Post Number: 281
|Posted on Sunday, February 08, 2009 - 12:16 am: ||
Imagine a concrete ship 320' long, 44' wide, and 32' deep. I would have been quite reluctant to sign onto such a vessel as a crew member. Probably an irrational reaction then and now but intuition says concrete is not a proper material for something that is supposed to float.
Post Number: 89
|Posted on Sunday, February 08, 2009 - 02:12 pm: ||
Pretty innovative for 1917! The civil engineering departments at various universities still have contests to design, construct and race concrete canoes. Lightweight & high strength concrete, air-entrained, etc.
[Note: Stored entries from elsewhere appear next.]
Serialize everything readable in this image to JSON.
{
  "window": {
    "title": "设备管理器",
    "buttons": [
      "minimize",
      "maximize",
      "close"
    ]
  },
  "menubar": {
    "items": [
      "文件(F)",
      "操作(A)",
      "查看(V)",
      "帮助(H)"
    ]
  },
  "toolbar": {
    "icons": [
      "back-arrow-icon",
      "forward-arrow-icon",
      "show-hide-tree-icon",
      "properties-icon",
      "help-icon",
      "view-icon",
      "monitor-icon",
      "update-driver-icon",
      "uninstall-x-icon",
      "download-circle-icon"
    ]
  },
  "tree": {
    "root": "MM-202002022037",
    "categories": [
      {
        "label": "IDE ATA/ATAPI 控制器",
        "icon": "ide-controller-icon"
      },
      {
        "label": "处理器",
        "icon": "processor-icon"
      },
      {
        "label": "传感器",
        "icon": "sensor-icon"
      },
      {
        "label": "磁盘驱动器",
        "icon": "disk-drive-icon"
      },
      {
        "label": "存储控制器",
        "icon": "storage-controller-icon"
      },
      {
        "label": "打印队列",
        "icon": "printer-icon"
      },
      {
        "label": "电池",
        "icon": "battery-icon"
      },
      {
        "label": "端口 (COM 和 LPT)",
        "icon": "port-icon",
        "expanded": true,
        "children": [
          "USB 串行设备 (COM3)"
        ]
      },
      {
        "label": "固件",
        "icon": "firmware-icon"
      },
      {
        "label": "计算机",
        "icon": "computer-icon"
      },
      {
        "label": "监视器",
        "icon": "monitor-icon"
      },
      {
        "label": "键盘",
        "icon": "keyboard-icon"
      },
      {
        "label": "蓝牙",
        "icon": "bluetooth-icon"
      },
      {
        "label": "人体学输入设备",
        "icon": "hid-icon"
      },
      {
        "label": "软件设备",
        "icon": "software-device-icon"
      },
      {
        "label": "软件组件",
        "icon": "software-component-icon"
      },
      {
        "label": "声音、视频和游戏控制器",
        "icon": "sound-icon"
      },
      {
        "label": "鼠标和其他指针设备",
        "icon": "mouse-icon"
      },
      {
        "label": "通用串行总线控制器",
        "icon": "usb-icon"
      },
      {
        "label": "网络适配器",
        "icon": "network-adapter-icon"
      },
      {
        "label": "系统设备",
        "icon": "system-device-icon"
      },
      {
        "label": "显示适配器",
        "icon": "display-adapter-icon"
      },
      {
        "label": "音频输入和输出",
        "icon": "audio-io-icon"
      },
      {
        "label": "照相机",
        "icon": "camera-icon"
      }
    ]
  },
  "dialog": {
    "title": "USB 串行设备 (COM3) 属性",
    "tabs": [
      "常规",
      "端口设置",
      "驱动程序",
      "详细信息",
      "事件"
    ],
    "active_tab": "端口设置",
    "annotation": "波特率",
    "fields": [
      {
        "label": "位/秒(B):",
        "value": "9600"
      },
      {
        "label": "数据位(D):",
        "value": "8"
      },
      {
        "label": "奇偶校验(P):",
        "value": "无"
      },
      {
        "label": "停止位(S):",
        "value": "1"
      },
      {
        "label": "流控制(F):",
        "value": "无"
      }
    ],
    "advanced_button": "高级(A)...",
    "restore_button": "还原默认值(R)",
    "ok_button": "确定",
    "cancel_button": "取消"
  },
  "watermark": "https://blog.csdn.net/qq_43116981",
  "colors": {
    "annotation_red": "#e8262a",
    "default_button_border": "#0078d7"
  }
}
Concrete Toboggan races also for those of us who are blessed with this white stuff on the ground.
Post Number: 11
|Posted on Sunday, February 08, 2009 - 03:38 pm: ||
Google has several sites about concrete ships. One is: http://www.unmuseum.org/concrete.htm
I played on one of several beached in Alameda, California in the 1930's. The remains of one is visible in Galveston Bay. It was home to a hermit for several years.
Post Number: 717
|Posted on Sunday, February 08, 2009 - 04:33 pm: ||
There was a large WWI shipyard on the south bank of the Pisquatiqau(SP) river in Portsmouth, NH. I well remember there were five or six of the WWI concrete ships still standing there in 1942-1945 in various stages of construction. They were really welded steel rod baskets with concrete poured in continuous forms. I think one hull was finished and all the rest were in various stages or erection. There were large trees growing all around them and it was obvious nothing had been done probably since WWI. This type hull must have been pretty good because a lot of breakwaters etc. have been built using them.
They were in no way like the Ferro Cement hulls which have been built post WWII. Those hulls I have seen "completed" are really better than any other hull material in my opinion. Note the word "completed" too many ferro cement home builders ran out of steam before they got to the plastering stage.